Does anyone know of a reliable Mercedes workshop in Dubai / Sharjah. (My car is out of warranty ) Gargash is total ripping off. If anyone suggest reliable Mercedes garage that would be highly appreciated 

Thanks


----------



## peterpan123 (Apr 9, 2012)

John Auto Workshop on King Faisal Road in Sharjah, good service.


----------



## creative_ml (Feb 20, 2009)

peterpan123 said:


> John Auto Workshop on King Faisal Road in Sharjah, good service.
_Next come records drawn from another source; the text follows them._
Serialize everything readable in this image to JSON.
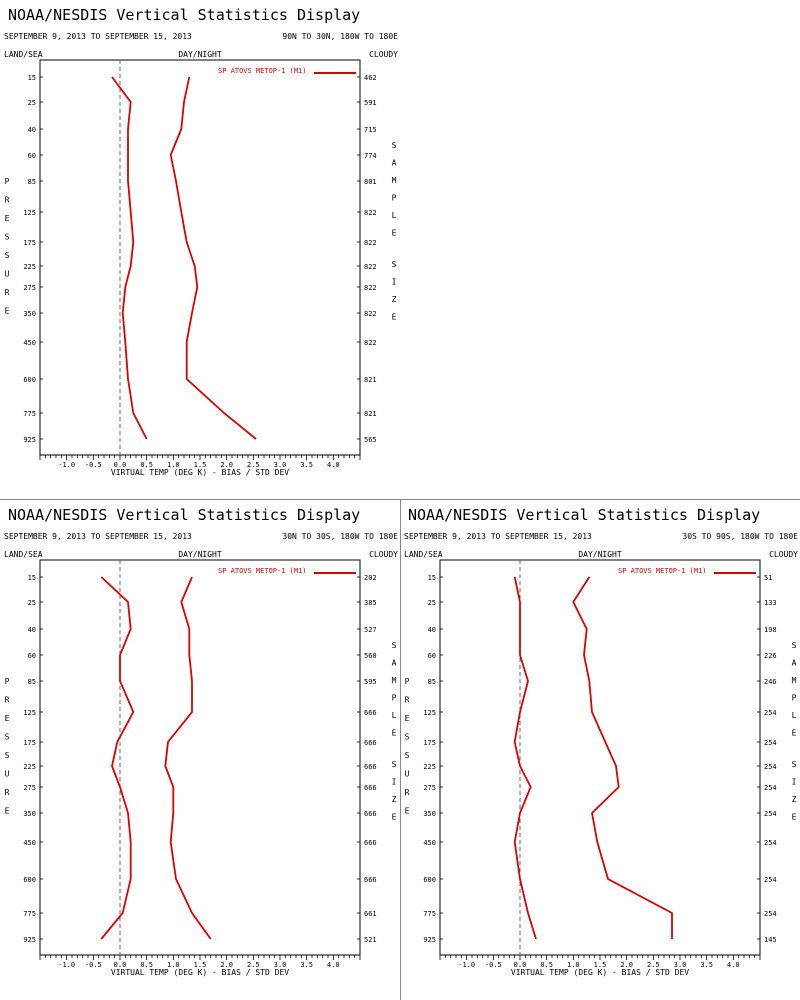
{
  "chart_data": [
    {
      "type": "line",
      "title": "NOAA/NESDIS Vertical Statistics Display",
      "date_range": "SEPTEMBER 9, 2013 TO SEPTEMBER 15, 2013",
      "region": "90N TO 30N, 180W TO 180E",
      "top_left_label": "LAND/SEA",
      "top_center_label": "DAY/NIGHT",
      "top_right_label": "CLOUDY",
      "ylabel": "PRESSURE",
      "right_axis_label": "SAMPLE SIZE",
      "xlabel": "VIRTUAL TEMP (DEG K) - BIAS / STD DEV",
      "xlim": [
        -1.5,
        4.5
      ],
      "x_ticks": [
        "-1.0",
        "-0.5",
        "0.0",
        "0.5",
        "1.0",
        "1.5",
        "2.0",
        "2.5",
        "3.0",
        "3.5",
        "4.0"
      ],
      "pressure_levels": [
        "15",
        "25",
        "40",
        "60",
        "85",
        "125",
        "175",
        "225",
        "275",
        "350",
        "450",
        "600",
        "775",
        "925"
      ],
      "sample_sizes": [
        "462",
        "591",
        "715",
        "774",
        "801",
        "822",
        "822",
        "822",
        "822",
        "822",
        "822",
        "821",
        "821",
        "565"
      ],
      "legend": "SP ATOVS METOP-1 (M1)",
      "series": [
        {
          "name": "BIAS",
          "values": [
            -0.15,
            0.2,
            0.15,
            0.15,
            0.15,
            0.2,
            0.25,
            0.2,
            0.1,
            0.05,
            0.1,
            0.15,
            0.25,
            0.5
          ]
        },
        {
          "name": "STD DEV",
          "values": [
            1.3,
            1.2,
            1.15,
            0.95,
            1.05,
            1.15,
            1.25,
            1.4,
            1.45,
            1.35,
            1.25,
            1.25,
            1.95,
            2.55
          ]
        }
      ]
    },
    {
      "type": "line",
      "title": "NOAA/NESDIS Vertical Statistics Display",
      "date_range": "SEPTEMBER 9, 2013 TO SEPTEMBER 15, 2013",
      "region": "30N TO 30S, 180W TO 180E",
      "top_left_label": "LAND/SEA",
      "top_center_label": "DAY/NIGHT",
      "top_right_label": "CLOUDY",
      "ylabel": "PRESSURE",
      "right_axis_label": "SAMPLE SIZE",
      "xlabel": "VIRTUAL TEMP (DEG K) - BIAS / STD DEV",
      "xlim": [
        -1.5,
        4.5
      ],
      "x_ticks": [
        "-1.0",
        "-0.5",
        "0.0",
        "0.5",
        "1.0",
        "1.5",
        "2.0",
        "2.5",
        "3.0",
        "3.5",
        "4.0"
      ],
      "pressure_levels": [
        "15",
        "25",
        "40",
        "60",
        "85",
        "125",
        "175",
        "225",
        "275",
        "350",
        "450",
        "600",
        "775",
        "925"
      ],
      "sample_sizes": [
        "202",
        "385",
        "527",
        "560",
        "595",
        "666",
        "666",
        "666",
        "666",
        "666",
        "666",
        "666",
        "661",
        "521"
      ],
      "legend": "SP ATOVS METOP-1 (M1)",
      "series": [
        {
          "name": "BIAS",
          "values": [
            -0.35,
            0.15,
            0.2,
            0.0,
            0.0,
            0.25,
            -0.05,
            -0.15,
            0.0,
            0.15,
            0.2,
            0.2,
            0.05,
            -0.35
          ]
        },
        {
          "name": "STD DEV",
          "values": [
            1.35,
            1.15,
            1.3,
            1.3,
            1.35,
            1.35,
            0.9,
            0.85,
            1.0,
            1.0,
            0.95,
            1.05,
            1.35,
            1.7
          ]
        }
      ]
    },
    {
      "type": "line",
      "title": "NOAA/NESDIS Vertical Statistics Display",
      "date_range": "SEPTEMBER 9, 2013 TO SEPTEMBER 15, 2013",
      "region": "30S TO 90S, 180W TO 180E",
      "top_left_label": "LAND/SEA",
      "top_center_label": "DAY/NIGHT",
      "top_right_label": "CLOUDY",
      "ylabel": "PRESSURE",
      "right_axis_label": "SAMPLE SIZE",
      "xlabel": "VIRTUAL TEMP (DEG K) - BIAS / STD DEV",
      "xlim": [
        -1.5,
        4.5
      ],
      "x_ticks": [
        "-1.0",
        "-0.5",
        "0.0",
        "0.5",
        "1.0",
        "1.5",
        "2.0",
        "2.5",
        "3.0",
        "3.5",
        "4.0"
      ],
      "pressure_levels": [
        "15",
        "25",
        "40",
        "60",
        "85",
        "125",
        "175",
        "225",
        "275",
        "350",
        "450",
        "600",
        "775",
        "925"
      ],
      "sample_sizes": [
        "51",
        "133",
        "198",
        "226",
        "246",
        "254",
        "254",
        "254",
        "254",
        "254",
        "254",
        "254",
        "254",
        "145"
      ],
      "legend": "SP ATOVS METOP-1 (M1)",
      "series": [
        {
          "name": "BIAS",
          "values": [
            -0.1,
            0.0,
            0.0,
            0.0,
            0.15,
            0.0,
            -0.1,
            0.0,
            0.2,
            0.0,
            -0.1,
            0.0,
            0.15,
            0.3
          ]
        },
        {
          "name": "STD DEV",
          "values": [
            1.3,
            1.0,
            1.25,
            1.2,
            1.3,
            1.35,
            1.6,
            1.8,
            1.85,
            1.35,
            1.45,
            1.65,
            2.85,
            2.85
          ]
        }
      ]
    }
  ],
  "colors": {
    "series": "#dd0000",
    "axis": "#000000",
    "zero_line": "#666666",
    "divider": "#888888"
  }
}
Thank you so much ...do u have contact number


----------



## Engineer (Jan 13, 2012)

> Thank you so much ...do u have contact number


Google is your friend!


----------



## claredoc (Aug 24, 2011)

Silver arrows.com.......guy is British and set up here 6 weeks ago....we want to use him but car not out of warranty....half price to gargash!!!!!!


----------



## peterpan123 (Apr 9, 2012)

+971(6)5334356 for John Auto. They have a spare parts shop next door, so if the part is available they will be quick.


----------



## creative_ml (Feb 20, 2009)

thanks ...peterpan123


how was u r experience with Jon auto


----------



## Zexotic (Sep 3, 2011)

What model do you have and how much does each service cost? The service is at every 15,000 KM right?


----------



## peterpan123 (Apr 9, 2012)

creative_ml said:


> thanks ...peterpan123
> 
> 
> how was u r experience with Jon auto


They worked fast and clean for my car! I don't know about Dubai prices for car workshops, but I guess Sharjah is a bit cheaper in general. I stopped by there after someone from work recommended them to me and they gave me a quote and it sounded fair so I went for it. Guess you can call them and ask for a quote/estimate


----------



## creative_ml (Feb 20, 2009)

Zexotic my car is 2006 E -200, each service cost 1,000+ in Gargash.


----------